In a information launch, the historic society described Yellowstone Nationwide Park, which opened in 1872 and is visited immediately by roughly 4.5 million individuals a yr, as “one of many few entities able to bridging ideological divides in the USA.” Even the identify exerts a strong cultural pull: Lately, the tv present “Yellowstone” grew to become a shock hit.
However Wilson, a professor of environmental research at Gettysburg School in Pennsylvania, additionally emphasizes the way it has lengthy been a website of battle, whether or not between Nineteenth-century settlers and Native American nations or between Twentieth-century Individuals with completely different concepts about steadiness wilderness preservation and public entry.

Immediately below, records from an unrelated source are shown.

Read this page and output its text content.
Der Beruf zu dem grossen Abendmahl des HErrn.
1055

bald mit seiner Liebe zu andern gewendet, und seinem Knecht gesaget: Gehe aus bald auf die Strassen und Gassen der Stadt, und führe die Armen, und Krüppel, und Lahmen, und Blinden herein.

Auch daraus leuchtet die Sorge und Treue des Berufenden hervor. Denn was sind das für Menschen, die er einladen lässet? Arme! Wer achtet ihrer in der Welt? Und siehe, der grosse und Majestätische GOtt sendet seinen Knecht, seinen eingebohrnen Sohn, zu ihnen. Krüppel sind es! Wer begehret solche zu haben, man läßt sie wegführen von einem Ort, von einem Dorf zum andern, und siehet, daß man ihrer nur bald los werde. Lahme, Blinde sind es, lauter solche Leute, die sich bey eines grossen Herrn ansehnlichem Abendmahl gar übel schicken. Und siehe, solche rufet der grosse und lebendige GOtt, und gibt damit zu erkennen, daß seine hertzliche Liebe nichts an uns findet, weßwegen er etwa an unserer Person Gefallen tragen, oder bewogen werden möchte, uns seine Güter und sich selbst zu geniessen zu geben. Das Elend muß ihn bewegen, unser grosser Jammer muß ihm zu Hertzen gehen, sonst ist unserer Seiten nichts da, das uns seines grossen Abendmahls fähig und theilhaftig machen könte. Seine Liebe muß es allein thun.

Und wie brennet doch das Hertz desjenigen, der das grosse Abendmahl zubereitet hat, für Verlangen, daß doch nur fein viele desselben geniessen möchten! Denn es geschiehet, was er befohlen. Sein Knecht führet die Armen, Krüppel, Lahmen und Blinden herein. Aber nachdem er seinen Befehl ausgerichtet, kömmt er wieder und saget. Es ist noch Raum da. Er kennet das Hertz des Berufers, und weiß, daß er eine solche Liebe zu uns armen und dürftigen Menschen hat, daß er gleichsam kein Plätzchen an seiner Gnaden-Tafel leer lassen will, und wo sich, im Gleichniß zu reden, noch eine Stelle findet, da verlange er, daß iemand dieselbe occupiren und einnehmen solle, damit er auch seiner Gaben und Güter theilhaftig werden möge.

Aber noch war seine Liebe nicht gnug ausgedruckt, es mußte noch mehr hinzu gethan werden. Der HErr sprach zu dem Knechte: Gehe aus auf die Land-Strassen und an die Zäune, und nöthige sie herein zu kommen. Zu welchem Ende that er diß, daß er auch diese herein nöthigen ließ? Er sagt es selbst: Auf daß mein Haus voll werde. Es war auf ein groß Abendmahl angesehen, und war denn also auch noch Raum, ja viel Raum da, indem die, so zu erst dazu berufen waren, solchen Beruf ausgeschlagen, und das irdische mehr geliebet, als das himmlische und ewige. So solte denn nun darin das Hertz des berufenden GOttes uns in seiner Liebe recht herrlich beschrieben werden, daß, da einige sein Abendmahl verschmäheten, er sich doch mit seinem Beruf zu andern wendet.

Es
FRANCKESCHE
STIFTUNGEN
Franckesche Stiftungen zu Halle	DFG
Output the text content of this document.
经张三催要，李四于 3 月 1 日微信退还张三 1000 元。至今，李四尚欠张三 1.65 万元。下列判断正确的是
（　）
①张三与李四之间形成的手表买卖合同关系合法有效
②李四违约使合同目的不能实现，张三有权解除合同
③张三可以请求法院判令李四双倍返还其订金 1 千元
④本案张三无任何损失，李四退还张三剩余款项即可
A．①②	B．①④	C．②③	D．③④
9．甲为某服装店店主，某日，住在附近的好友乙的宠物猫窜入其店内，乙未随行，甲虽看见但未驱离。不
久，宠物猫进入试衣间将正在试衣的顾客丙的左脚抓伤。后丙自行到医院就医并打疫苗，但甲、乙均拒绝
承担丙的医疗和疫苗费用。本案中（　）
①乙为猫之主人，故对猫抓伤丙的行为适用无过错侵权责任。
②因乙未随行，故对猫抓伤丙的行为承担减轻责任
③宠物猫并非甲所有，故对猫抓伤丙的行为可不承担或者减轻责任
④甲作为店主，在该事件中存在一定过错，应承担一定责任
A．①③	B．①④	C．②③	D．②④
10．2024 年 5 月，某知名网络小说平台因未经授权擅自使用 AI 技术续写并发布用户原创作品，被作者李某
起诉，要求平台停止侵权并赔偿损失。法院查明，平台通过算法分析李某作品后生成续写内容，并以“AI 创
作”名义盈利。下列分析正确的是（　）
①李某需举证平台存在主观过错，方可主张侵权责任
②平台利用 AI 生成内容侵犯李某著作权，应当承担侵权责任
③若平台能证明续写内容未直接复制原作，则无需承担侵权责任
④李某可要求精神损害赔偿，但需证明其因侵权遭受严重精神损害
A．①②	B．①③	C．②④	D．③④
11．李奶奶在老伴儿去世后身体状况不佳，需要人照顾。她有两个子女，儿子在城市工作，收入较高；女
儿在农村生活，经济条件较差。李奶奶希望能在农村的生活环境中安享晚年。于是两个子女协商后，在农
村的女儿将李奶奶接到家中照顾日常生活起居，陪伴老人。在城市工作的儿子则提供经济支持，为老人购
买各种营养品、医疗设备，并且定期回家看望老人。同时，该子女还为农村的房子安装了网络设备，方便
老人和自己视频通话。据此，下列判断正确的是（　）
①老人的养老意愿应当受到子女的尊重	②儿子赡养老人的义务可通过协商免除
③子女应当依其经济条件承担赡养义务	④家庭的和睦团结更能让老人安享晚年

Wilson’s guide, printed by Counterpoint, contains dialogue of bison herds, land disputes and wildfire administration. However it additionally options made-for-Hollywood moments at Yellowstone and past. In a single chapter, he describes the scene in 1943 when the actor Wallace Beery, veteran of many westerns, dressed up like a cowboy and led a gaggle of armed ranchers and their cattle in a protest in opposition to the newly established Jackson Gap Nationwide Monument in Wyoming.
In a evaluate in The Los Angeles Occasions, Lorraine Berry known as the guide “nice studying,” saying, “Wilson’s expertise as a storyteller shines by in turning dry bureaucratic bumbling and crony corruption right into a deal with particular person exploits and entertaining tales.”
In an announcement, the Historic’s board chair, Agnes Hsu-Tang, mentioned Wilson’s guide had additionally “redefined the idea of a biography,” telling “a extra encompassing historical past about America than most biographies of Individuals.”
The prize, which comes with a money reward of $50,000, honors books which might be accessible to a normal readership. It typically focuses on works of political historical past centered on presidents, leaders and different outstanding figures, however has additionally honored work with broader themes that resonate within the present second. In 2021, a yr into the coronavirus pandemic, the winner was “The Yr of Peril: America in 1942,” by Tracy Campbell, which challenged nostalgic reminiscences of the World Conflict II years as a time of unbroken nationwide unity.
Different previous winners of the prize embody Alan Taylor, Beverly Gage and Jonathan Eig.